You can also customize the tree command with additional flags:
python -m github2file --folder /path/to/repo --tree --tree_flags "-a -L 3" --lang python
To run a specific program on each file of a certain type:
python -m github2file --folder /path/to/repo --lang python --program "python=wc -l"
This will run wc -l
on each Python file and include the output before the file content.
You can also use *
as a wildcard to run the program on all files:
python -m github2file --folder /path/to/repo --lang python,js --program "*=stat"
This will run the stat
command on all files regardless of filetype, showing only the output of the stat
command in the output file.
If you want to see both the program output AND the original file content, use the --nosubstitute
flag:
python -m github2file --folder /path/to/repo --lang python --program "python=wc -l" --nosubstitute
This will run wc -l
on each Python file, showing both the line count output AND the original file content in the output file.
To include PDF files in your output and extract their text content:
python -m github2file --folder /path/to/repo --lang python,pdf --pdf_text_mode
Without --pdf_text_mode
, PDFs will be included in the output but only as placeholders.

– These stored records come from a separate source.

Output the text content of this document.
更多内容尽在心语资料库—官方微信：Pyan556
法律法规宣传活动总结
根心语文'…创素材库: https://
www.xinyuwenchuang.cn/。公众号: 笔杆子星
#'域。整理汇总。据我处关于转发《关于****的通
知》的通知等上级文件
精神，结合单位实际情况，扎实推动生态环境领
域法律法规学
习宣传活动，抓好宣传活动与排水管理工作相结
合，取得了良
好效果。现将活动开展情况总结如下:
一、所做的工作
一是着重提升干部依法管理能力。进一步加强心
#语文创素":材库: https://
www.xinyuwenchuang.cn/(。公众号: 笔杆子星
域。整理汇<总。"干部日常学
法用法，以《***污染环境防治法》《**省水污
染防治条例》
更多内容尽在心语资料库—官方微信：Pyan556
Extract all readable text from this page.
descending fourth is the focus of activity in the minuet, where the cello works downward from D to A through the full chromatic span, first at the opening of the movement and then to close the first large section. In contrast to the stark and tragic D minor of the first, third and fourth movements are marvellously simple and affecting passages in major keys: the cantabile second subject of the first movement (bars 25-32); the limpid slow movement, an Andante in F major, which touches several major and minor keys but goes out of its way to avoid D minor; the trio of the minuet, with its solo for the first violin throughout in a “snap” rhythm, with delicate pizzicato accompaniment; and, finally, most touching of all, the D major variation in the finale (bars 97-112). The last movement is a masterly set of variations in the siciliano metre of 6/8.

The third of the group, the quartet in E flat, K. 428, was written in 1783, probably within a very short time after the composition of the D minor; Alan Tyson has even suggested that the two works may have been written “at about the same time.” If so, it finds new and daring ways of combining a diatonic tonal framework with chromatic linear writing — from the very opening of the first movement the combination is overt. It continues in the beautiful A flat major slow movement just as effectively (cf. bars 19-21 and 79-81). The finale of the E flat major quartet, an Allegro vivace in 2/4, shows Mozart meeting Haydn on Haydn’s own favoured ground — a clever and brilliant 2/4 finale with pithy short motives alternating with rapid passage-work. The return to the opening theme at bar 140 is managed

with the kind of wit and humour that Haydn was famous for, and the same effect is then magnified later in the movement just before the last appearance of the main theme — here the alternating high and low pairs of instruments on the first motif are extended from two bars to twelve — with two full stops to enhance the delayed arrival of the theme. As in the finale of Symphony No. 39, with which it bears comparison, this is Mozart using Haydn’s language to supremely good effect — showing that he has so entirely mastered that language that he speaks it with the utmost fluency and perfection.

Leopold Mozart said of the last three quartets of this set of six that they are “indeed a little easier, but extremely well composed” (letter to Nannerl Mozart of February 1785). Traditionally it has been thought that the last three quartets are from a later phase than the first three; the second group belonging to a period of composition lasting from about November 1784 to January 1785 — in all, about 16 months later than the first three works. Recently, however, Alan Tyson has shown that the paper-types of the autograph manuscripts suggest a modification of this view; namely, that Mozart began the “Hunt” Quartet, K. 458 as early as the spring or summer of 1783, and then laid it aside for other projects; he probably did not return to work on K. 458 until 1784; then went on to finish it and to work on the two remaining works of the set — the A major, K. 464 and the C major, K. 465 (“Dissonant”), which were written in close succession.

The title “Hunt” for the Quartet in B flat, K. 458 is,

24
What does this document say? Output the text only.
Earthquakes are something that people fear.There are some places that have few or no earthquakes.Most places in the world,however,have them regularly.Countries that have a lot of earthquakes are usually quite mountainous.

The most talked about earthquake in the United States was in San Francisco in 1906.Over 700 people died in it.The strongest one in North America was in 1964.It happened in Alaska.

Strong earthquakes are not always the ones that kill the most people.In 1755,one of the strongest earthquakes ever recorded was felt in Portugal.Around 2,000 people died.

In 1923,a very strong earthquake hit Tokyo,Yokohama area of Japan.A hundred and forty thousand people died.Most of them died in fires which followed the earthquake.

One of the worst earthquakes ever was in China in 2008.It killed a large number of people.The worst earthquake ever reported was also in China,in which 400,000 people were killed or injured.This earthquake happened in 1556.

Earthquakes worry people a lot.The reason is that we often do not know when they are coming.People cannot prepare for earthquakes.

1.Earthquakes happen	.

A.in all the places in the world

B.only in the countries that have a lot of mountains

With this flag enabled, the tool will extract the text content from the PDFs and include it in the output file.
You now only need to specify directories to exclude once. The tool automatically applies patterns from --excluded_dirs
to file exclusions:
# Before:
# python -m github2file --excluded_dirs env,.venv,.mind --exclude env,.venv,.mind --lang python,md,org,txt .
# Now (simplified):
python -m github2file --excluded_dirs env,.venv,.mind --lang python,md,org,txt .
This will exclude the specified directories from both directory traversal and the file tree output.

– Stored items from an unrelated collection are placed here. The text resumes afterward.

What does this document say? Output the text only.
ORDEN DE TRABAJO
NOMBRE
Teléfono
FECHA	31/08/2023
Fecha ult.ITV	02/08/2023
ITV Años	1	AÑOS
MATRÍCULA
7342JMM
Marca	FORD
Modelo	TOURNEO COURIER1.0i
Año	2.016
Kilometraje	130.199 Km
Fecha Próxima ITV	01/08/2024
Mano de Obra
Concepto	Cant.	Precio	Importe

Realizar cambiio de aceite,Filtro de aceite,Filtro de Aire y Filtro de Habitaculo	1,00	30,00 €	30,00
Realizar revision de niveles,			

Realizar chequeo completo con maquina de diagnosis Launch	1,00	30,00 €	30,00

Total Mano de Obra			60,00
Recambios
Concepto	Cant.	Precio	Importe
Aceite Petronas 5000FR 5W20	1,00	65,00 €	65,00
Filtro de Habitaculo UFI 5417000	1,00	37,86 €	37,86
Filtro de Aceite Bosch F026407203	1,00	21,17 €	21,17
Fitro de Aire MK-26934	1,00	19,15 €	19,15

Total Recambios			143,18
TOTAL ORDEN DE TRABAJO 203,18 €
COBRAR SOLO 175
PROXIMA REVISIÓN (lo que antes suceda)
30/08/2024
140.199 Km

To generate a summary of your code using Fabric:
python -m github2file --folder /path/to/repo --lang python --summarize
This requires Fabric to be installed and accessible in your PATH. The summary will be saved to a separate file with "_summary" appended to the filename.
You can customize the Fabric command with additional arguments:
python -m github2file --folder /path/to/repo --lang python --summarize --fabric_args "literal analyze"
This will run fabric --literal analyze
on the generated output file.
If you want to contribute to this project, please fork the repository and create a pull request.